Every year Lake Oswego sixth graders participate in what many consider the highlight of their middle school career: Outdoor School.
Lake Oswego Junior High students spent the last week divided between Camp Magruder at Rockaway Beach and Trickle Creek in Salem. Lakeridge Middle School students completed their time at outdoor school the first week of October at Trickle Creek and Cedar Ridge in Vernonia.
LOJ sixth grade science teacher Beckie Plaza said that the week of outdoor school is one of her favorite parts of the whole year. "There's no technology, so it's great to see kids connect with one another and connect with the outdoors," she said. "It's fun to just see kids playing and laughing and learning outside."
Plaza also enjoys interacting with students in ways different than inside a traditional classroom environment. "At mealtimes (teachers) sit with the kids, so we visit with them and get to know them in a way we don't know them in the classroom," she said.
Students learn about a variety of natural sciences while at Outdoor School, and complete field studies using the environment around them. The field studies are divided up into four categories: earth, forest, animals and water. The earth lessons involve creating a sand map to model Oregon topography and other activities; the forest category includes a native and invasive plant identification lesson, as well as a hike through the forest. In the animal lesson, students dissect a squid and search for mole crabs on the beach, while the water lesson has students test water quality, model the water cycle and catch and identity freshwater invertebrates.
Thanks to a ballot measure passed by voters in November 2016, funds from the Oregon Lottery make it possible for thousands of students in the state to attend Outdoor School. The Legislature recently awarded full funding for Outdoor School for the 2019-2021 biennium, so every fifth- and sixth-grader in Oregon
can participate in Outdoor School.
Plaza said that there are many benefits to Outdoor School for all kinds of students. "I think it's valuable because a nontraditional learner can really shine and be a star at ODS," she said. "It can also take some kids out of their comfort zone a little. They can be uncomfortable and have a little struggle, and learn that that's okay."

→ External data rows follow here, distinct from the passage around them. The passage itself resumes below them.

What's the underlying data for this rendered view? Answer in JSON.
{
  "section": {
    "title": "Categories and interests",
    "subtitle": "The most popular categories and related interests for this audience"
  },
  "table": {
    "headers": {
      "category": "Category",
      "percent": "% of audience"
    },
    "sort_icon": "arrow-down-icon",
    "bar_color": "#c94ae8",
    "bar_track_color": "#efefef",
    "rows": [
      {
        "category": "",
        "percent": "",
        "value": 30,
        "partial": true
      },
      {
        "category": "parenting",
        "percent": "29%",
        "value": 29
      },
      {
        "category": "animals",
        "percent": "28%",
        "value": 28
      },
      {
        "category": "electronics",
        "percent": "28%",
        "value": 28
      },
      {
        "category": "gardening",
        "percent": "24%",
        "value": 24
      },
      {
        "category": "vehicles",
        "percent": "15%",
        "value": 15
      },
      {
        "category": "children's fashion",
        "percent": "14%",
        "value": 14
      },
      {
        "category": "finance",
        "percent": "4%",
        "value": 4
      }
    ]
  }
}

There are also benefits to taking sixth graders to Outdoor School so early in the school year, according to Plaza. "Part of the reason we go early is for community building. We have kids coming in from different elementary schools, so we have a large group of kids that don't know each other," she said. "There is the opportunity for kids to share a cabin with kids they might not be friends with or know very well. It makes the sixth grade a community."
Lakeridge Middle School science teacher Kiki Hueneke said she saw the same community-building in her students. "Our sixth graders come from three different elementary schools and many have classes with students they have never met before, which leaves students feeling vulnerable and unsure of their place," she said. "Outdoor school builds community through shared experiences that we cannot duplicate in the regular classroom. As a result of attending camp, students show a much more relaxed demeanor with many more acquaintances, new friends, and strengthened long-term friendships."
Another benefit of Outdoor School is providing students with new outdoor experiences. "I think students like the freedom. They learn a concept and then have a hands-on activity outside," Plaza said. "It's
also fun to just sit around the campfire with them and sing songs. I had students that had never even made a s'more before."